- Born: Robert Eric Irwin 8 June 1939 (age 87) Melbourne, Victoria, Australia
- Occupations: Conservationist; naturalist; zookeeper; herpetologist;
- Years active: 1970–2018
- Spouses: ; Lyn Hakainsson ​ ​(m. 1959; died 2000)​ ; Judy Harrison ​(m. 2004)​
- Children: 3, including Steve
- Relatives: Bindi Irwin (granddaughter); Robert Irwin (grandson); Terri Irwin (daughter-in-law);

= Bob Irwin =

Australian naturalist (born 1939)

Robert Eric Irwin (born 8 June 1939), also known as Bob Irwin, is an Australian conservationist, naturalist, zookeeper, and herpetologist known for his conservation and husbandry work with apex predators and reptiles. The father of conservationist Steve Irwin, he co-founded the Queensland Reptile and Fauna Park, later renamed Australia Zoo.

==Early life==
Robert Eric Irwin was born on 8 June 1939, in Melbourne, Victoria. His father was of Irish descent, and his mother was an English immigrant. He was a plumber from Melbourne who had also spent time building sheds and houses.

==Career==
Irwin's career in animal conservation began in 1970, when Irwin moved his family from Essendon, located north west of Melbourne, to Queensland.

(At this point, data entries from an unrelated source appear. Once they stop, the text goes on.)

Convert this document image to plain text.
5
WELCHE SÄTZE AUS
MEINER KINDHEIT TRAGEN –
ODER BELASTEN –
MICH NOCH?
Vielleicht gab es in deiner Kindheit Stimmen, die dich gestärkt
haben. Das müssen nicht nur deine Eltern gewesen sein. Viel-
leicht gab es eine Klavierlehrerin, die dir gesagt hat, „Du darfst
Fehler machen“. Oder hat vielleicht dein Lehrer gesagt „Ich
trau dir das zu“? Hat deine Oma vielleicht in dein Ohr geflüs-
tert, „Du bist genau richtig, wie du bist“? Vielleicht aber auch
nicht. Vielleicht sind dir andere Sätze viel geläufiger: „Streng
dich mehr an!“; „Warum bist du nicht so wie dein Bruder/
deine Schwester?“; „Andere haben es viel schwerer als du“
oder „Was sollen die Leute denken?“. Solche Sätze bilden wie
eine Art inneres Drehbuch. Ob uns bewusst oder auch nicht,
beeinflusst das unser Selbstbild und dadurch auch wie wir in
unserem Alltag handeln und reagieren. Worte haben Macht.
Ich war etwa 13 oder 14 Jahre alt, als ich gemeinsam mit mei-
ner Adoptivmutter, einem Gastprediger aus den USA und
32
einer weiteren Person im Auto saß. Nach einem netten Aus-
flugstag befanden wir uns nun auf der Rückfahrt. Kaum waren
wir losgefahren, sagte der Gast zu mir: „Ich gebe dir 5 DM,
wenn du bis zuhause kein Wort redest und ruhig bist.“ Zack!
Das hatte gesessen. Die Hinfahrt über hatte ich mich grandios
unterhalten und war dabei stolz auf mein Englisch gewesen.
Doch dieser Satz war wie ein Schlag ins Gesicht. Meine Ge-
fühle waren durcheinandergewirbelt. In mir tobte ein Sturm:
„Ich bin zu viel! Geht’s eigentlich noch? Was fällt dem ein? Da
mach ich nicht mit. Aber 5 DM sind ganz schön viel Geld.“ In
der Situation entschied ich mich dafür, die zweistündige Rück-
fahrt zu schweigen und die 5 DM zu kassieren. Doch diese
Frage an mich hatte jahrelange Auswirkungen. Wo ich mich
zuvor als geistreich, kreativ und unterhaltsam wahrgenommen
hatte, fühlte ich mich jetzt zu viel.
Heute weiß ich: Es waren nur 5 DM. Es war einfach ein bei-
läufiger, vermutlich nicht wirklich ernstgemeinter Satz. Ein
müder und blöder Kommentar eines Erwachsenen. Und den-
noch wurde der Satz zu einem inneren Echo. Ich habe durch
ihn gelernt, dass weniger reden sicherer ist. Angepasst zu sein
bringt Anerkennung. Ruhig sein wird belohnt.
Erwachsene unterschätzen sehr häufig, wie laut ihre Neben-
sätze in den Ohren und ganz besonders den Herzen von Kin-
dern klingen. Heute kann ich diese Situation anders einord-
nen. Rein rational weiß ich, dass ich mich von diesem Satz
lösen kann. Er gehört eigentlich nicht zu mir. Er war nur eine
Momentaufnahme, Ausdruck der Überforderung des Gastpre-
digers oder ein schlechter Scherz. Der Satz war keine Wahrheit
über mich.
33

Irwin purchased 4 acre of land to construct a wildlife refuge, and constructed the Beerwah Reptile Park.

Irwin also resigned from his role as manager of Ironbark Station at Blackbutt where he lived, moving to a new 240 ha property surrounded by forest and national park between Kingaroy and Murgon where he would continue his son's conservation work.

Irwin's memoir, The Last Crocodile Hunter: A Father and Son Legacy, was released on 25 October 2016.

==Personal life==
Irwin was married to maternity nurse Lynette "Lyn" Hakainsson (1942–2000), with whom he founded the Beerwah Reptile Park. Hakainsson was among the first to care for and rehabilitate sick and injured wildlife in South East Queensland. Together, they had three children: a daughter, Joy in 1960, son Steve (1962–2006), and a second daughter, Mandy in 1966. Hakainsson was killed in a car accident on 11 February 2000, which almost drove Irwin to suicide.

In 2004, Irwin remarried to wildlife carer Judy Harrison. He announced his resignation from Australia Zoo in March 2008, and was later named Queensland's Grandfather of the Year. Irwin resides on a rural property near Kingaroy, from where he continued to campaign for wildlife and environmental conservation through his foundation, Bob Irwin Wildlife & Conservation Foundation Inc. He retired from conservation and closed his foundation in 2018.

On 12 April 2011, Bob Irwin was arrested and charged for contravening police direction as part of his civil disobedience actions against the Queensland Gas Company. He was protesting the construction of a gas pipeline. He faced court in May 2011.

On 1 July 2011, Bob Irwin announced he was considering challenging Labor incumbent Kate Jones and Liberal National Party leader Campbell Newman for the seat of Ashgrove in Brisbane. On 5 September 2011, it was reported that Irwin had become disenchanted with politics and felt he could best carry on his passion for animal conservation and fight against the coal seam gas industry from outside of the political arena.

In June 2021, Irwin's granddaughter Bindi claimed that her entire life "has been psychological abuse from him." She also stated that Bob "never said a single kind word to her personally", and had “shown no interest” in spending time with her or her family. Irwin denied these comments through a spokesperson (fellow conservationist and family friend Amanda French) not long after.